Thibaut Brière appelle son entreprise « Gadama ». Le lien avec le film de SF « Bienvenu à Gattaca parait évident et assumé. L’entreprise dans laquelle Thibaut Brière est un insider est souvent présentée dans la presse comme exemplaire et futuriste quant au management participatif, à l’échelle des salaires, aux régulations collectives, au dialogue permanent, à l’absence de véritable hiérarchie. Elle est dirigée par un patron de gauche et compte des milliers de salariés en France et dans le monde. Voilà pour le vernis. L’envers du décors est moins rassurant. Les salariés seraient des « animaux à dresser ». Il faudrait « cibler les défaillants », supprimer les convictions personnelles, détruire la logique, épuiser les résistances, faire du travail, un « bonheur ». Ce programme passe par une « destruction du langage commun ».
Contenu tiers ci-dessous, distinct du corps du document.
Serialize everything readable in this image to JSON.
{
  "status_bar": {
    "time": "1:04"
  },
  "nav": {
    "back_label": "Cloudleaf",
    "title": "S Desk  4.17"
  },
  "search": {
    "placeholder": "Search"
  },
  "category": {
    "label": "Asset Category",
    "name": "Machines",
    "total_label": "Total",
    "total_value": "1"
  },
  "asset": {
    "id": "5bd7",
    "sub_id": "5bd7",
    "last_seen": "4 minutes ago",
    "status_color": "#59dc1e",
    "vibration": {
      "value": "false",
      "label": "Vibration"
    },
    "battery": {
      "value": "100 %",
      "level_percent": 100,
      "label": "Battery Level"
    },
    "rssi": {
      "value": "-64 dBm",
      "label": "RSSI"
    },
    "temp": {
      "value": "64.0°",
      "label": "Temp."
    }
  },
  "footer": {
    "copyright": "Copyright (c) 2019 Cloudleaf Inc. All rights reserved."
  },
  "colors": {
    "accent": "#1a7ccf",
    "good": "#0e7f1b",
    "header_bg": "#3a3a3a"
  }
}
Les 80 minutes de cette conversation dense passe très vite tant nous allons de découvertes en découvertes. L’auteur y développe toutes les techniques manipulatoires auxquelles il a lui-même participé, rendant le récit glaçant et hallucinant: « La société dont je parle est aujourd’hui considérée comme une référence managériale, auprès de laquelle de nombreuses autres viennent chercher leur inspiration. Si chaque cas est toujours singulier, sa particularité, en l’occurrence, éclaire particulièrement les pratiques du management actuel. Cette entreprise fascinante et terrifiante à la fois, nous le verrons, est considérée non seulement comme particulièrement innovante, mais avant- gardiste. Elle se veut une préfiguration de ce que sera demain le monde du travail : en réseau, entre pairs, peu hiérarchique, participatif. Immergé en son sein, j’ai peu à peu discerné la fonction réelle des apparences savamment disposées, transformant les croyances les plus intimes des salariés, orientant leurs comportements, afin de les placer sous l’emprise totale de l’organisation. »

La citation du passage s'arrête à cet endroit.